Trump, meanwhile, has already used his executive pen to issue an array of paralyzing administrative orders, including a blanket freeze on rule making, along with a “review,” essentially a dismantling, of a longstanding restriction on dumping coal-mine waste in local waterways. Echoing the Republicans’ net-zero-regulation mentality, he has ordered that every new regulation must be offset by the repeal of two existing regulations. How this would be realistically implemented remains mysterious, but according to Trump the aim is “cutting regulations massively for small business and for large business,” because it’s supposedly “virtually impossible to expand your existing business because of regulations.”

The war on regulations might also be aggravated by the destruction of public-health protections through the repeal of the Affordable Care Act and Trump’s plan to defund the prevention-research arm of the Centers for Disease Control, both of which provide key research and treatment resources to help poor communities deal with the disparate health impacts of pollution and toxic emissions.
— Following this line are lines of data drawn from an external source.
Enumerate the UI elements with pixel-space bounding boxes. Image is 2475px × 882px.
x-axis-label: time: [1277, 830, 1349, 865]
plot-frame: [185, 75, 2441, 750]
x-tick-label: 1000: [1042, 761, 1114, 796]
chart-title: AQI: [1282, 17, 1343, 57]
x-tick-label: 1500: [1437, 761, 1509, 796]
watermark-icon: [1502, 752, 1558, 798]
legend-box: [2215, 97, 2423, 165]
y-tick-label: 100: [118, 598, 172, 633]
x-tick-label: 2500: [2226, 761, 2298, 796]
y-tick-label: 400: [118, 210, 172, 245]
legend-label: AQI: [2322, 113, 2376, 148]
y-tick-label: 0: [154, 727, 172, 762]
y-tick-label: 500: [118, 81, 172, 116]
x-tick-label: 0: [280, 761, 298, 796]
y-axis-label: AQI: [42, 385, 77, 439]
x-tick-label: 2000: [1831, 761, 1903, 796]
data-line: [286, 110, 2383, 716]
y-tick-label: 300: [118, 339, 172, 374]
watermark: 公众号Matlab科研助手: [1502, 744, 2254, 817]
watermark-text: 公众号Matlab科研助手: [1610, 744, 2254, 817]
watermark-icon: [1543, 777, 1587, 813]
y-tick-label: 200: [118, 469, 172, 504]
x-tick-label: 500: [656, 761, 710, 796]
According to the American Lung Association, most Americans “live in counties that have unhealthful levels of either ozone or particle pollution.” People of color are over 40 percent more exposed to smog (nitrogen dioxide) than whites. Poor communities of color are also more exposed to industrial disasters, like the poisoned water of the majority-black city of Flint, Michigan, and the toxin-steeped mining towns of Appalachia.
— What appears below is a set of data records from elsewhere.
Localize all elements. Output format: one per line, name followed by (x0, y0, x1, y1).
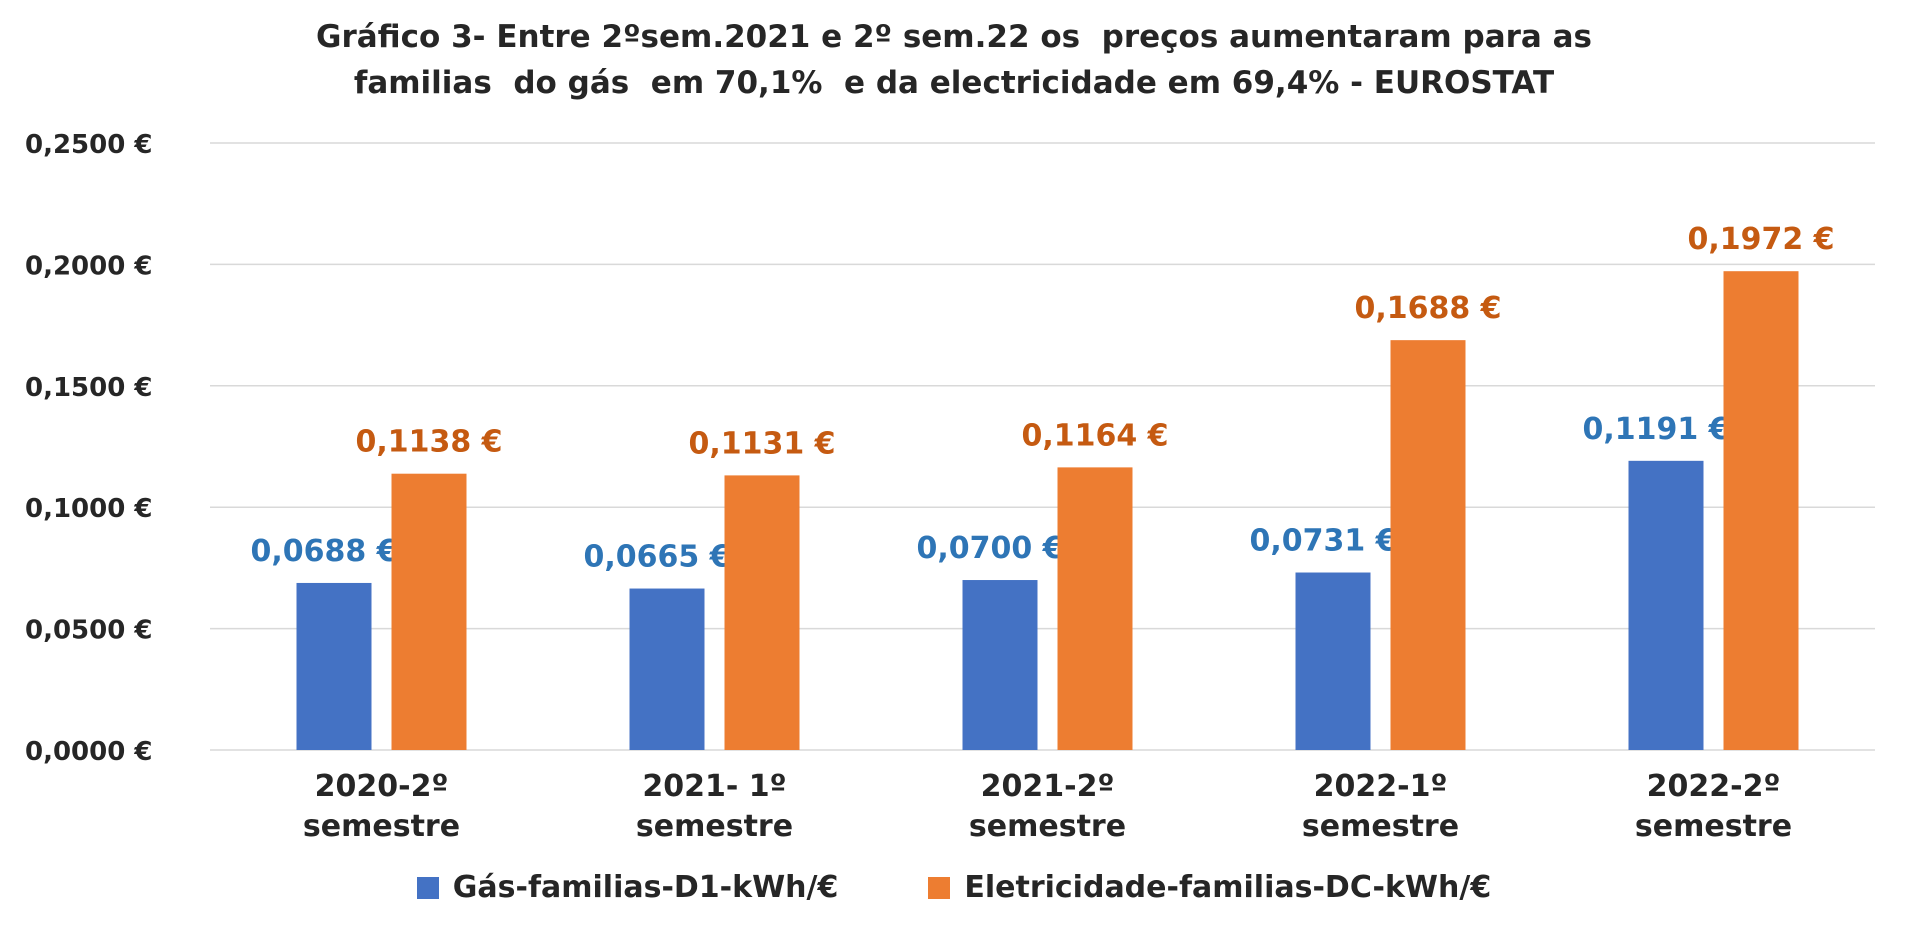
y-tick-label: 0,0000 € (25, 737, 152, 767)
data-label-gas: 0,0665 € (583, 540, 730, 575)
legend-label-gas: Gás-familias-D1-kWh/€ (452, 870, 839, 905)
x-tick-label: semestre (969, 809, 1126, 844)
x-tick-label: 2020-2º (315, 769, 449, 804)
chart-legend: Gás-familias-D1-kWh/€ Eletricidade-famil… (0, 870, 1908, 905)
bar-gas (296, 582, 372, 750)
x-tick-label: semestre (1635, 809, 1792, 844)
bar-electricity (391, 473, 467, 750)
chart-title: Gráfico 3- Entre 2ºsem.2021 e 2º sem.22 … (0, 14, 1908, 106)
data-label-electricity: 0,1688 € (1354, 291, 1501, 326)
bar-electricity (1723, 271, 1799, 750)
y-tick-label: 0,0500 € (25, 616, 152, 646)
legend-item-gas: Gás-familias-D1-kWh/€ (416, 870, 839, 905)
chart-title-line-2: familias do gás em 70,1% e da electricid… (353, 65, 1555, 101)
legend-item-electricity: Eletricidade-familias-DC-kWh/€ (928, 870, 1491, 905)
bar-gas (629, 588, 705, 750)
data-label-gas: 0,0700 € (916, 531, 1063, 566)
x-tick-label: 2021- 1º (642, 769, 786, 804)
chart-title-line-1: Gráfico 3- Entre 2ºsem.2021 e 2º sem.22 … (316, 19, 1592, 55)
legend-label-electricity: Eletricidade-familias-DC-kWh/€ (964, 870, 1492, 905)
bar-gas (962, 580, 1038, 750)
bar-electricity (1057, 467, 1133, 750)
x-tick-label: semestre (1302, 809, 1459, 844)
x-tick-label: 2022-1º (1314, 769, 1448, 804)
bar-electricity (724, 475, 800, 750)
data-label-electricity: 0,1164 € (1021, 418, 1168, 453)
data-label-gas: 0,0731 € (1249, 524, 1396, 559)
y-tick-label: 0,2500 € (25, 130, 152, 160)
legend-swatch-gas (416, 876, 439, 899)
data-label-gas: 0,0688 € (250, 534, 397, 569)
data-label-electricity: 0,1131 € (688, 426, 835, 461)
bar-chart: 0,2500 € 0,2000 € 0,1500 € 0,1000 € 0,0500 €… (25, 130, 1875, 844)
bar-gas (1628, 460, 1704, 750)
bar-electricity (1390, 340, 1466, 750)
y-tick-label: 0,2000 € (25, 251, 152, 281)
x-tick-label: semestre (303, 809, 460, 844)
data-label-electricity: 0,1972 € (1687, 222, 1834, 257)
y-tick-label: 0,1500 € (25, 373, 152, 403)
legend-swatch-electricity (928, 876, 951, 899)
y-tick-label: 0,1000 € (25, 494, 152, 524)
x-tick-label: 2021-2º (981, 769, 1115, 804)
data-label-electricity: 0,1138 € (355, 425, 502, 460)
bar-gas (1295, 572, 1371, 750)
x-tick-label: semestre (636, 809, 793, 844)
data-label-gas: 0,1191 € (1582, 412, 1729, 447)
x-tick-label: 2022-2º (1647, 769, 1781, 804)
Not even Trump’s regulators like regulation. Before becoming EPA chief, Scott Pruitt tried to undermine his own agency through lawsuits as Oklahoma attorney general. The agency’s pending staff cuts will exacerbate existing environmental inequities in regulatory protection. A recent report by the US Civil Rights Commission found that the EPA even under Obama was failing to uphold environmental-justice policies guaranteed by the Civil Rights Act, noting that although they were entitled to legal recourse under federal civil-rights law, communities “often lack political and financial clout to properly bargain with polluters when fighting a decision or seeking redress.”
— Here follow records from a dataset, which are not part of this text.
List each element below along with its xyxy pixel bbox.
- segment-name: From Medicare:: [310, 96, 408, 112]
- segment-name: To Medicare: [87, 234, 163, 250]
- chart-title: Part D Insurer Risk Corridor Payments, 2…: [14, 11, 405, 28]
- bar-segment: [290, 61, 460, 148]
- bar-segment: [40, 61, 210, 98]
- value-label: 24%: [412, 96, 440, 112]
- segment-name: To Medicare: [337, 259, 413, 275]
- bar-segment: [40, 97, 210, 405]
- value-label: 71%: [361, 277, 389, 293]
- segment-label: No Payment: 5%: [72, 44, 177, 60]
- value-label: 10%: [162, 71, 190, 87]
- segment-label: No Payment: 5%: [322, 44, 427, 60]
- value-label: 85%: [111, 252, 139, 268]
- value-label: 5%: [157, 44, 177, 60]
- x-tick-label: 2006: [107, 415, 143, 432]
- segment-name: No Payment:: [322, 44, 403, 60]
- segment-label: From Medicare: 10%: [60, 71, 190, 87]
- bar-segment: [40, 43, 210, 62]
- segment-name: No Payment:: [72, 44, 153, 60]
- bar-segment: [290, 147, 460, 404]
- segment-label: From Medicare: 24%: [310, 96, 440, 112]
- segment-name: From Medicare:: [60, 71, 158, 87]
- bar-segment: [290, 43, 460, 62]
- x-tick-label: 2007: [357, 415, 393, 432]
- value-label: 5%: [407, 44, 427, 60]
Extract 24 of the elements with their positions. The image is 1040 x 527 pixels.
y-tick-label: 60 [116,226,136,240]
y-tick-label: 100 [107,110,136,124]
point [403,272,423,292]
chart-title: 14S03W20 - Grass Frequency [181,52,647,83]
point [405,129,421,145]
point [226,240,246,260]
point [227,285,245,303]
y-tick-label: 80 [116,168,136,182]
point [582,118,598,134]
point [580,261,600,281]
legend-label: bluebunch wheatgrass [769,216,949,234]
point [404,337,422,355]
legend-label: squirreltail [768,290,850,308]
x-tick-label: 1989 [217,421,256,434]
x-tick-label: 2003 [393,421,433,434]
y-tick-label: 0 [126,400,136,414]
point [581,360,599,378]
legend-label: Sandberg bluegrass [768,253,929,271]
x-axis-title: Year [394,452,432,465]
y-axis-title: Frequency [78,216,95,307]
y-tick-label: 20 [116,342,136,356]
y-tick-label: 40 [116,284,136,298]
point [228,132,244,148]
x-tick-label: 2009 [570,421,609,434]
The real-life impacts of acute and chronic environmental exposures, Billings argues, show why regulators’ analytical predictions are unrealistic and overestimate compliance costs: First, there could be future innovation of more efficient technologies, as “cheaper compliance pathways emerge because there’s investment and attention to providing the most efficient and least cost[ly] way to comply.” Moreover, federal agencies like the EPA are the only authorities that can assess and curb carbon pollution cumulatively, across regions and in a global context. And some community-level benefits are immeasurable: “Like the cost of avoiding an asthma episode might be deemed to be $40. Well, I can assure you if it’s my child struggling to breathe, it’s worth a lot more to me and to my child to avoid an asthma attack.”

Trump’s right that regulations exact a price. But the short-term calculations of big business to put a market rate on a public good are always regressive, and the ultimate price is paid through the sickened bodies of those who can least afford the burden.